在張爺子以為窫窳控不了水的時候,一道水組成的尖刺破開地面從地底刺出,貫穿了毫無防備的張爺子腹部,
由水組成尖刺並沒有為此多久,很快就化為了一灘水,鮮血一股腦的從張爺子被刺穿的腹部流出。
伸手捂住自己腹部的傷口,鮮血還是堵不住的向外流著。
“媽的...........咳......被陰了.........”
張爺子很快就反應過來了剛剛是怎麼回事,
尖刺在命中自己之後就化為一灘水,說明窫窳被自己命中之後沒有能力繼續操控水,
自己的猜測並沒有錯,只是自己誤判了一件事情,
對方叫聲發出之後沒有水滴在附近顯現就被自己的飛刀命中了,自己以為沒有水滴出現是因為自己的飛刀命中了對方,阻止了對方對於水的操控,但是,水滴一開始便不是凝聚於空中,而是在地下!!!
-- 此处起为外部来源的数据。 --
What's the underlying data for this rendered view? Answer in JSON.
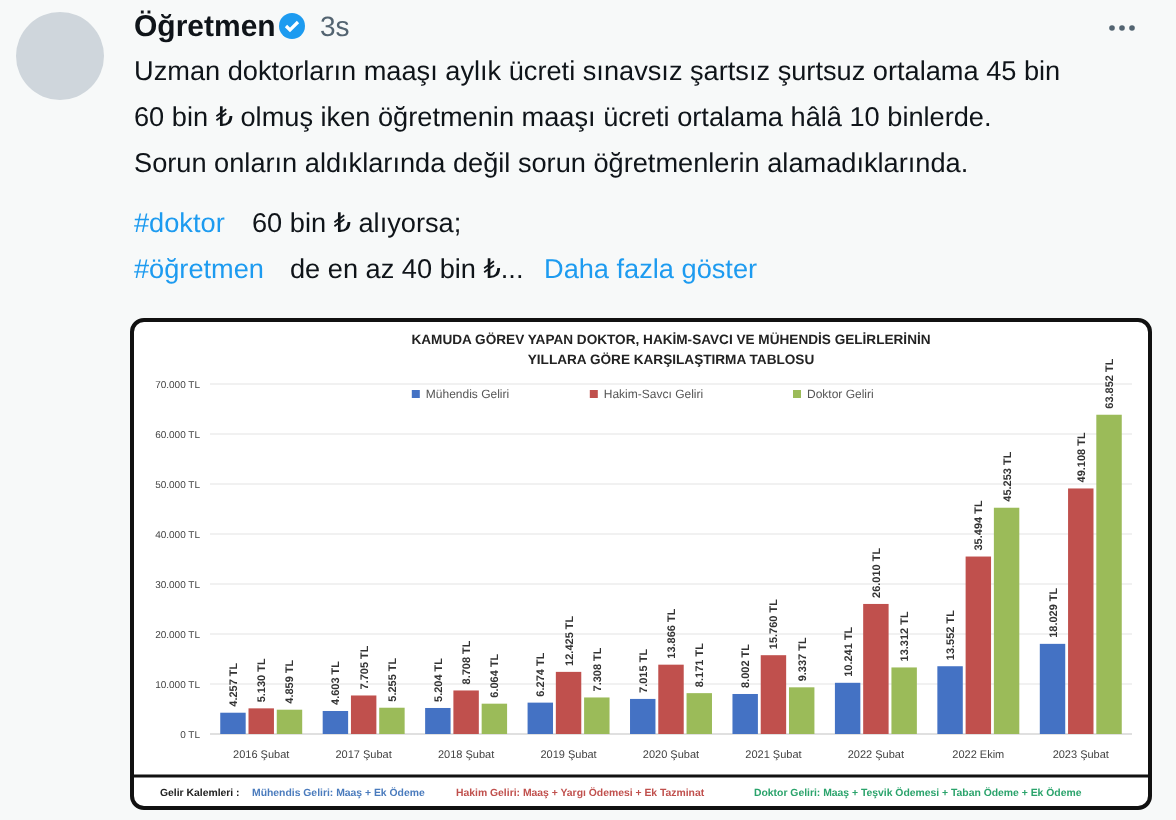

一開始便凝聚出來的尖刺,就算自己命中了對方,尖刺也不會停下,就像是離開弓弦的箭一樣,就算砍掉弓箭手拉弓的手,也阻止不了已經射出去的箭的。
“張爺子........張爺子你.........”
秦天嶺自然是看不見張爺子和窫窳的打鬥,但是聽張爺子所說的話語不由得擔心起來。
“沒事,一點.........小傷而已,你躲遠點.......”
張爺子呸的吐了口中的血,
他嘴上說的倒是輕鬆,但是他實際上也知道,自己身上的傷勢,很嚴重,
窫窳還不懷好意的一直盯著自己,看自己的眼神就如同看待一直瀕死的兇獸一樣,
嘖,獸身人首,這眼珠子一直盯著自己,真的叫人反胃。
窫窳沒有急著上前撲食,它在等待,張爺子在流血,再強的獵物,鮮血也會有流盡的那天,血流的越多,獵物就越弱,自己就能夠更加輕易的用獠牙撕碎對方的咽喉!
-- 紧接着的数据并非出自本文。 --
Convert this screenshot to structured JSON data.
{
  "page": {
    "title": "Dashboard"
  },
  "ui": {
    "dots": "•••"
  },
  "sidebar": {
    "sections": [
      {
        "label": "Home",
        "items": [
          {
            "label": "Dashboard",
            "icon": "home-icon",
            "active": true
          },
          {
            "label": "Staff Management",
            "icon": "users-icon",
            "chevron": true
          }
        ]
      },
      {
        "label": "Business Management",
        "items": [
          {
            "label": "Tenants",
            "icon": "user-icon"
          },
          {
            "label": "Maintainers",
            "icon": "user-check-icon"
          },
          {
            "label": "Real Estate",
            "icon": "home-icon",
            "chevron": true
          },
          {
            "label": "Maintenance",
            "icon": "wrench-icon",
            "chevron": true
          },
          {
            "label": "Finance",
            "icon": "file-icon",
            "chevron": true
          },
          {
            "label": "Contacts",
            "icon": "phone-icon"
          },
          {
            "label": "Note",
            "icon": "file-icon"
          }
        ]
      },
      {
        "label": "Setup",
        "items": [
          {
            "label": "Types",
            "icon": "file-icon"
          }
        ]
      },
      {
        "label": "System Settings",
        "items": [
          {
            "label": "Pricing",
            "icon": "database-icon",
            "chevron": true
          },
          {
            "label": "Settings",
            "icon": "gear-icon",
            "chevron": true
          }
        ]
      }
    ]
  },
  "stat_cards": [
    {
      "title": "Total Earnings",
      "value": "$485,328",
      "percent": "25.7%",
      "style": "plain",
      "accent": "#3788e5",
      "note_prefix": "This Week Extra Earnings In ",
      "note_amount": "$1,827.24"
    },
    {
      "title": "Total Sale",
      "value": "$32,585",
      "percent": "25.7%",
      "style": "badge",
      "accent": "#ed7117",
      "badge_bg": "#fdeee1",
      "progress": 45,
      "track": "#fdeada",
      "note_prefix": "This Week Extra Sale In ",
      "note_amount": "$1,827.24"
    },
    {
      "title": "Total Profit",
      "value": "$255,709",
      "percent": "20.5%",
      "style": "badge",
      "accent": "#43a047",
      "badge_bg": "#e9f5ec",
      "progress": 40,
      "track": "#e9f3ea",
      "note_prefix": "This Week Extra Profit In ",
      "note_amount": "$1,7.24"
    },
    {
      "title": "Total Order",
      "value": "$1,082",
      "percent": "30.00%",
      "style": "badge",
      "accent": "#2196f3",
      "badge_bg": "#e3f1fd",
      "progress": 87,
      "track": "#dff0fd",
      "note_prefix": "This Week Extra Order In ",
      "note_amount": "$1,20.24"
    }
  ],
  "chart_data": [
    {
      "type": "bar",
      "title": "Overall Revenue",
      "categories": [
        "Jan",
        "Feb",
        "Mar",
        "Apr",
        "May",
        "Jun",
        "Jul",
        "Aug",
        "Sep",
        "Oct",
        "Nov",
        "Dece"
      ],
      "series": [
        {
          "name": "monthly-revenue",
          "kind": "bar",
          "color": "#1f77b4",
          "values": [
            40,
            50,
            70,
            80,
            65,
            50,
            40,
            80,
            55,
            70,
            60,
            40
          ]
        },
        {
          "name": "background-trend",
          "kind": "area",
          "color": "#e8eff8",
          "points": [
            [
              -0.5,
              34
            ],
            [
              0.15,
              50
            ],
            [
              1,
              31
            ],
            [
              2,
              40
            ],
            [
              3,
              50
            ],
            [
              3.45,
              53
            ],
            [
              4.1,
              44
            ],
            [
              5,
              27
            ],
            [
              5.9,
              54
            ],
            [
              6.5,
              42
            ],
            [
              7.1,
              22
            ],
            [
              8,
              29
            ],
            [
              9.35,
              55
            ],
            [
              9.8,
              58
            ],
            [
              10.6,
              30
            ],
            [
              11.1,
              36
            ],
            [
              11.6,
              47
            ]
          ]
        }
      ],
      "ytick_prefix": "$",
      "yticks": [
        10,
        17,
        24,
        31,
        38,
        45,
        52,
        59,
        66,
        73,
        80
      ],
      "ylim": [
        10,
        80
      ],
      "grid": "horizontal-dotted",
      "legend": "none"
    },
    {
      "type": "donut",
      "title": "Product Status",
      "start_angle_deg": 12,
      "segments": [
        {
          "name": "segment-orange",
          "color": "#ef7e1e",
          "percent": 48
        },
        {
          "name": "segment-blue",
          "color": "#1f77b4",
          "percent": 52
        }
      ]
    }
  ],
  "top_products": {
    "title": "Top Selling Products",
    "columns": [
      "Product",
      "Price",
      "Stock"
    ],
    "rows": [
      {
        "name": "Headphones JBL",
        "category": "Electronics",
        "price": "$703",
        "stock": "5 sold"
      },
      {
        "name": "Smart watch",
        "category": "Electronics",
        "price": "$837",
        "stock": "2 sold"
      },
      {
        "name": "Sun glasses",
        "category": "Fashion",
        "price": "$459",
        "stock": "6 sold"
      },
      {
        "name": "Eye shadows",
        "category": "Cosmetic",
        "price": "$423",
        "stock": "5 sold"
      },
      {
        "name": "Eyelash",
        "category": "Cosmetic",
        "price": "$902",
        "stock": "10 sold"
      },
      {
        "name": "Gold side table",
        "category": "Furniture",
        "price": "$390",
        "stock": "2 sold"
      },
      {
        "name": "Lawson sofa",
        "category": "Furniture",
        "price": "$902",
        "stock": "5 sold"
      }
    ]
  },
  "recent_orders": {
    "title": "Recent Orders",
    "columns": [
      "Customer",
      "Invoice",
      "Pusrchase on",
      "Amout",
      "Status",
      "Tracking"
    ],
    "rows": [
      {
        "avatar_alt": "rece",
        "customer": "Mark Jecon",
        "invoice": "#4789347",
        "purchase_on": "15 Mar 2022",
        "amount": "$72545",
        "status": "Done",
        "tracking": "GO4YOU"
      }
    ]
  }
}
嘖,一副自己就是它食物的樣子啊..........不過自己確實撐不了多久了,醫生......這片廢墟之中哪裡來的醫生?
以自己這腹部的傷口,怕不是要死在這裡了,
既然要死了,倒不如儘自己所能好了。
想到這裡張爺子雙手握住了刀柄,不在捂著腹部,任憑傷口的血液流出,
他的神色無比認真,透露出了一絲決意,
緩緩舉起手中的刀,然後劈下,
和張爺子之前的攻擊並不一樣,
這一刀很慢,慢的就像是剛剛入門的新人所揮舞一般,
明明離窫窳還有一段距離,憑刀身的長度壓根夠不著這頭詭獸,但是張爺子還是義無反顧的揮下了這刀,
窫窳卻本能的害怕了起來,要跑,要跑!!!
眼前的這個食物,散發著一股讓它發自本能害怕的氣息!
它的身體開始本能的向後逃跑,拼盡全力。
在窫窳逃跑的時候,張爺子也徹底揮出了那一刀,
這刀,看似平平無奇的一刀,
沒有刀罡四溢,卻隱約有風在刀身旁邊環繞,
沒有似瞬間的斬擊,卻有刀意蘊涵於此,
沒有破開空氣的刀鳴,卻勢不可擋,
這一刀看似平平無奇卻如同蒼穹怒目!!!!!
“孽畜,看刀!”
刀隨心動,出招無悔!
刀中蘊含著的刀意在一瞬間爆發出來化為一道巨大的刀罡,向窫窳襲擊而去,
這是張爺子平生最強的一招,這恐怖的刀罡,就連天邊的雲朵都能分割開來,
數年間他就像是一把藏於鞘中的刀,於今日出鞘,
他那瘦弱的身軀,卻蘊涵著如此巨大的力量,
這一刀,
裂雲,
無悔,
當斷則斷!
刀芒散盡之時,窫窳也不見了蹤影,只留下一灘血跡,不斷的向外延伸,
“咳咳..........果然,還是老了嗎..........”
張爺子把刀插在地上,拄著刀站立著,
自己剛剛那刀,確實打中了窫窳,但是還是讓它逃了,
最後那下,要是能夠在快一點點的話,就可以直接將其斬殺。
只是剛剛那招不能快,快了,其中的刀意就沒有了,急了,其中的勢就沒有了。
過了片刻,還不見窫窳的影子,
看來是真的逃走了,張爺子懸著的心也放了下來,整個人也隨之一鬆,再也支撐不住自己的身體,拄著刀緩緩坐了下來,
“秦天嶺,都結束了。”
眼睛看不見東西的秦天嶺,聽到了張爺子的話語,摸索著靠近了張爺子。
“張爺子,沒事吧?”
秦天嶺剛剛開口問道的時候,就感覺手上一溼,秦天嶺馬上就意識到這是張爺子在流血,
“.........這是血?
血流這麼多..........止住,止住才行..........大夫!有大夫嗎!!!??有人嗎!??”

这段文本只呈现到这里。